Integrating Technology, Operations

According to the RBI’s guidelines, both the lending partners will have to open a common account, similar to an escrow account, for pooling their contributions towards a specific loan.

Agarwal said circle-specific escrow accounts will need to be created for disbursing loans and collecting repayments from borrowers. Under the co-origination model with SBI, he said loan disbursements have already begun in Delhi, Lucknow and Maharashtra circles, but only on a manual basis.
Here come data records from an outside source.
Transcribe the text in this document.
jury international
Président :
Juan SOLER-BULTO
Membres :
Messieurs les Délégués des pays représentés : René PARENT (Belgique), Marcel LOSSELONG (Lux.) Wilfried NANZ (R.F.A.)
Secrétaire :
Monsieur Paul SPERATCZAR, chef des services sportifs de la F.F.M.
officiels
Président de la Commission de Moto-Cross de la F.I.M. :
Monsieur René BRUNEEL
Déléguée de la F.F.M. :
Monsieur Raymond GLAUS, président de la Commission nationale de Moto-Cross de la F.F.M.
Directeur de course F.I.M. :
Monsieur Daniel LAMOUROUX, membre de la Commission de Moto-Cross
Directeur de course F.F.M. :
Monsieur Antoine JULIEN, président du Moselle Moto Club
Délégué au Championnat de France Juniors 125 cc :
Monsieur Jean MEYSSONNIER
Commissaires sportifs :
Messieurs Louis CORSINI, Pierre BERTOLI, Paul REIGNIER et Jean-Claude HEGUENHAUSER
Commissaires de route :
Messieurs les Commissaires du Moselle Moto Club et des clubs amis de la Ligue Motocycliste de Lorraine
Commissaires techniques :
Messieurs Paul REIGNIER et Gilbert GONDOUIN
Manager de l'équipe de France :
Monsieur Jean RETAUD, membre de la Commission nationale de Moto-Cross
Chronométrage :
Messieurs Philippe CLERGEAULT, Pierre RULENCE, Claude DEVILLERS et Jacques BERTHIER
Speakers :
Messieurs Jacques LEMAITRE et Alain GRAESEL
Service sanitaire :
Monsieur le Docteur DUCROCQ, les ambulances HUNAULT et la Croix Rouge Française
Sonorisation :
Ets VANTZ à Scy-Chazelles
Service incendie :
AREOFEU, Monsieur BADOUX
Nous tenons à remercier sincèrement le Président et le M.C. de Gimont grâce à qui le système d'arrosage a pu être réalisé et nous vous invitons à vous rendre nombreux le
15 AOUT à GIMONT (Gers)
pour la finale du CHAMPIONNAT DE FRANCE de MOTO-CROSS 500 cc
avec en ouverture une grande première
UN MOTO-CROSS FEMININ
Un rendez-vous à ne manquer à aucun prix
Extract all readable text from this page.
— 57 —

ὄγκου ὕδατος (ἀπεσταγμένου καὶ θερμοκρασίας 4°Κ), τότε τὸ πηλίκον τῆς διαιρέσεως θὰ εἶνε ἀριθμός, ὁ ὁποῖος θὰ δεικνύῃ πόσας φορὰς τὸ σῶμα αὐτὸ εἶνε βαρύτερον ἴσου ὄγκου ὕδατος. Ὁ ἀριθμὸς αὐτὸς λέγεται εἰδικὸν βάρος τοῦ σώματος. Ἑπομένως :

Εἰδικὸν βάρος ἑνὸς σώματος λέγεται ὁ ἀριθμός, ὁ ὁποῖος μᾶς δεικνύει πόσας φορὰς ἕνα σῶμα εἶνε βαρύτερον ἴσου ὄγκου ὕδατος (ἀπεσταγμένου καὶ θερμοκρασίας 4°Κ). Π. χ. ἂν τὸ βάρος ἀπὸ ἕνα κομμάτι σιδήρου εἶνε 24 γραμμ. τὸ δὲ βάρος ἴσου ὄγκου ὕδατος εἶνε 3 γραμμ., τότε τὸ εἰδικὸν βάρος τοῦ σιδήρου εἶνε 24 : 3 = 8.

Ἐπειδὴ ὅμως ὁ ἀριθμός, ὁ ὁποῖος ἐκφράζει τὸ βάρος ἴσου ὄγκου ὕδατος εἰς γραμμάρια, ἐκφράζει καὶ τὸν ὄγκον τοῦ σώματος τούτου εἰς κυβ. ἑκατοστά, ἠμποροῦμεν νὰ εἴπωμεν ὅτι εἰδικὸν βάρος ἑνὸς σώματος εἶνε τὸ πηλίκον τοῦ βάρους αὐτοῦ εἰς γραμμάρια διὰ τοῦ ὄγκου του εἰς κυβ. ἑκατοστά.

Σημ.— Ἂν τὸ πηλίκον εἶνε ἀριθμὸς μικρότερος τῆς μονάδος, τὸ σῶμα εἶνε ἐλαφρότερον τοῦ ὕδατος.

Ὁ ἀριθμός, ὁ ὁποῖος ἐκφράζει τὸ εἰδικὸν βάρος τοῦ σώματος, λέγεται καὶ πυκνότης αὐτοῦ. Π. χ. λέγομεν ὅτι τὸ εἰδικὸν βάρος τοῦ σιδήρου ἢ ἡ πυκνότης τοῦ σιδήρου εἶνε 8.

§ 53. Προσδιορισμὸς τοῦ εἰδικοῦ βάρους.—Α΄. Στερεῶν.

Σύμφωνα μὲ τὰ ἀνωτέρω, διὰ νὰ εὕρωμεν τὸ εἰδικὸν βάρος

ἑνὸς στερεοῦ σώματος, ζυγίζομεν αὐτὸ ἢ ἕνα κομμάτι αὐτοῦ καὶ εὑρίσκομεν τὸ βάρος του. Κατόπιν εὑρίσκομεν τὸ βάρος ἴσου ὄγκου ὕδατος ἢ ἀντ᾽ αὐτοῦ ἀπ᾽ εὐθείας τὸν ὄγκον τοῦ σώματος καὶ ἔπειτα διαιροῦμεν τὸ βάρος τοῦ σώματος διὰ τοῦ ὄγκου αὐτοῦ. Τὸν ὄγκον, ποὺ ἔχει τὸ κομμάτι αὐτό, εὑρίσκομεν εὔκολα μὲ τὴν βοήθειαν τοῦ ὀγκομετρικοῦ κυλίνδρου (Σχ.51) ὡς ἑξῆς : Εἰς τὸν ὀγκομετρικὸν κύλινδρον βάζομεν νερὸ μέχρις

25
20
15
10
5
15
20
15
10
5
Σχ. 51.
Srei Equipment Finance plans to solve this by employing iQuippo, a digital marketplace for commercial equipment. The platform will be used by lenders for loan origination, collections, auction of equipment and valuing them.

Operational issues in the form of technology integration would pose a temporary challenge, the heads of the financial institutions cited earlier said. They expected the integration to be completed within the next two months, if not earlier.

There are other challenges too.

Singh of Bank of Baroda said operational aspects related to synchronising of accounting principles exist as banks and NBFCs follow different accounting frameworks and procedures.

Still, Jinay Gala, senior analyst at India Ratings and Research, said it’s a win-win situation for banks and NBFCs. Banks, he said, can benefit from the reach and specialised knowledge of NBFCs, whereas NBFCs will benefit from cheaper funding.

During initial stages of the joint lending programme, there would be moderate profitability for NBFCs, Gala said, as they need to invest in sourcing, underwriting and collections processes. “Margin improvement for the NBFCs, largely fintechs, depends on scaling of the co-lending channel, which would help in rationalising operating expenses.”